第5話 領地土木改革 その2


 領地には、というよりも、国内には四季がある。もちろん、季節の変わり目にはちょっとした長雨があったり、夏には夕立というか、集中豪雨とかがあったりもする。

 そうなると、どうなのか。


 まだアスファルトという、便利なもののない時代、馬車が主要な交通手段だ。蒸気で機械を動かす発想はあるけれど、それより魔力で何とかしてしまおうとする率が高い。

 魔法陣はあるけれど、貴族ですら高価である。だから馬車が主要な交通路。なのだが、雨が降ればぬかるんでぐちゃぐちゃ、ということが多々ある。

 目の前の広場は、雨上がりなので領民総出で草抜きをしている。草を抜いて、平らにして、踏み固める。半年に一度の恒例行事だ。こうやって道路を補修するのだ。けれど、人が通ったり、市が立ったり、馬車が通ったりするとまたぼこぼこになったりする。

「石畳とかしたいんですけどねぇ、材料になる石は遠くから持ってくるか、買うか。買うには高いし」

「やれないことはないけど、ちょっとなぁ」

 と、私はつぶやく。隣にはディーン所長がいる。

「は?やれる?」

「石畳じゃないけどね、ぬかるんで困るというのは改善できますよ。できればそれを領内に広げたいです」

「はい?」

「領内の主要な町を結ぶ街道整備するんです。まずは実験ですね」

「実験かぁ」

「無理ですねぇ」

「そうでもないかもな」

「はい?」



 だからって魔法研究所の隣があいているからって差し出すなーっ。実験場の一角だから良いよって、正気の沙汰か?


「で、何をなさりたいのですか?」

 隣には、ホワイトさん。隣ではおばあさまが指揮を執って、農業実験をしている。

「耕すなら一緒に耕してしまいますが」

「耕す?」

「収穫が終わったので、新しく作物を植え付けるのでみんなで耕すのですよ」

「土をふかふかにしないとダメなんですよ」

「いや私がしたいのはカチカチなのよ」


 だから実験のために目の前の土をどどどどどどど、と耕す。

 一直線に。

「ちょ、ちょ、ちょ」

「きゃぁぁぁぁぁ、なに? すてきぃ」

「ちょっと誰よ?」


「あ、ダメだった?」

「いえ、黄色い旗で囲まれた一角を耕してください。
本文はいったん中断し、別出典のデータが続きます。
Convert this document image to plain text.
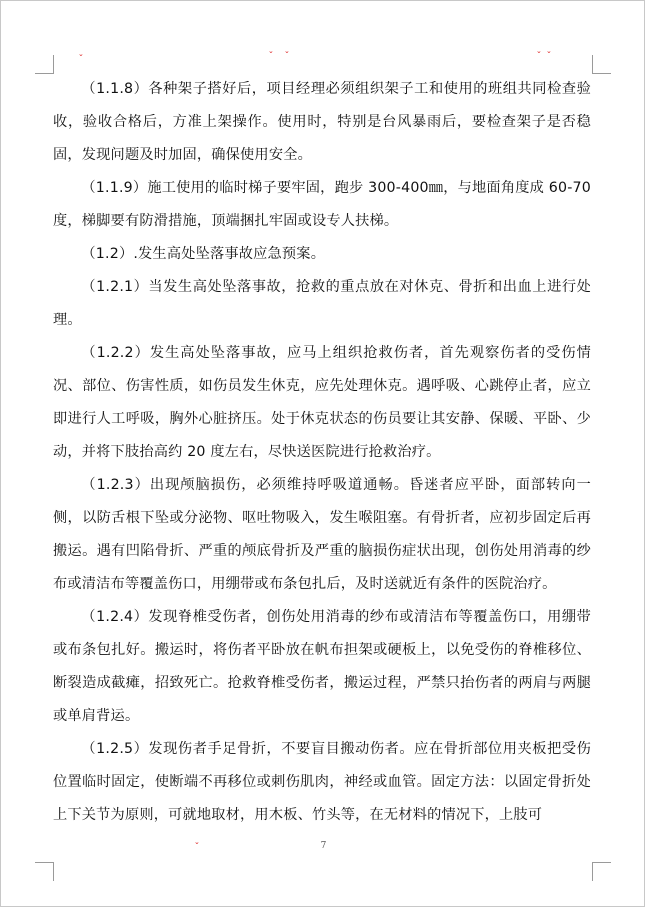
⌄	⌄ ⌄	⌄ ⌄
⌄

（1.1.8）各种架子搭好后，项目经理必须组织架子工和使用的班组共同检查验收，验收合格后，方准上架操作。使用时，特别是台风暴雨后，要检查架子是否稳固，发现问题及时加固，确保使用安全。

（1.1.9）施工使用的临时梯子要牢固，跑步 300-400㎜，与地面角度成 60-70 度，梯脚要有防滑措施，顶端捆扎牢固或设专人扶梯。

（1.2）.发生高处坠落事故应急预案。

（1.2.1）当发生高处坠落事故，抢救的重点放在对休克、骨折和出血上进行处理。

（1.2.2）发生高处坠落事故，应马上组织抢救伤者，首先观察伤者的受伤情况、部位、伤害性质，如伤员发生休克，应先处理休克。遇呼吸、心跳停止者，应立即进行人工呼吸，胸外心脏挤压。处于休克状态的伤员要让其安静、保暖、平卧、少动，并将下肢抬高约 20 度左右，尽快送医院进行抢救治疗。

（1.2.3）出现颅脑损伤，必须维持呼吸道通畅。昏迷者应平卧，面部转向一侧，以防舌根下坠或分泌物、呕吐物吸入，发生喉阻塞。有骨折者，应初步固定后再搬运。遇有凹陷骨折、严重的颅底骨折及严重的脑损伤症状出现，创伤处用消毒的纱布或清洁布等覆盖伤口，用绷带或布条包扎后，及时送就近有条件的医院治疗。

（1.2.4）发现脊椎受伤者，创伤处用消毒的纱布或清洁布等覆盖伤口，用绷带或布条包扎好。搬运时，将伤者平卧放在帆布担架或硬板上，以免受伤的脊椎移位、断裂造成截瘫，招致死亡。抢救脊椎受伤者，搬运过程，严禁只抬伤者的两肩与两腿或单肩背运。

（1.2.5）发现伤者手足骨折，不要盲目搬动伤者。应在骨折部位用夹板把受伤位置临时固定，使断端不再移位或刺伤肌肉，神经或血管。固定方法：以固定骨折处上下关节为原则，可就地取材，用木板、竹头等，在无材料的情况下，上肢可

7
範囲が広いですが大丈夫ですか?」

「大丈夫」

 ホワイトさんの指示で、農場の一角をどどどどど、と耕す。


「ホワイトっ、どういうことなの?」

 おばあさまの金切り声があがった。

「ひっ」

「ティナ、貴方何をやったの?」

「いや、ホワイトさんが耕してほしいっていうから」

「ティナ、あなた、そんな魔法が使えたの?」

 そりゃ、訓練はしましたけどね、ホワイトさんを手伝っていると、土魔法を自在に使わないと手伝えないのよ。

「私は力ではホワイトさんに負けますからね」

「ええ、最初はへなちょこでしたが、徐々に鍛えて今はこんなに耕せるようになったんですよ」


 ねぇ、コマちゃん、おばあさまが頭を抱えているんだけど。

「ここの畑の広さがどれくらいか、ご自覚ありますか?」

 広さねぇ、良くわからない。

「わかりやすく言うと、大人4人一年間食べられるだけのコメを収穫できる広さです」

 あーつまり、1アールってやつね。4人分だから4アール。

 というと、この畑一辺が400メートルってとこか。黄色い旗で囲まれているのはその半分くらいの大きさだもんね。

「前世、本当に専業主婦だったんですか?」

 田んぼでどれくらい米がとれるかなんて、基礎知識じゃないの? 年間60キロ食べるとか、一俵とか。


「あれ?大奥様、お嬢様が庭いじりするときにはって、言ってませんでしたっけ」

「ホワイトさん、これ、庭いじりの範疇ではないと思う。うん、その言い訳は苦しいと思うよ」

 ディーン所長、冷静に突っ込まない。


「私もそう思います。楽々この広さを耕すのは驚きです」

 コマちゃん。私はもっとすごい野望があるのにぃ。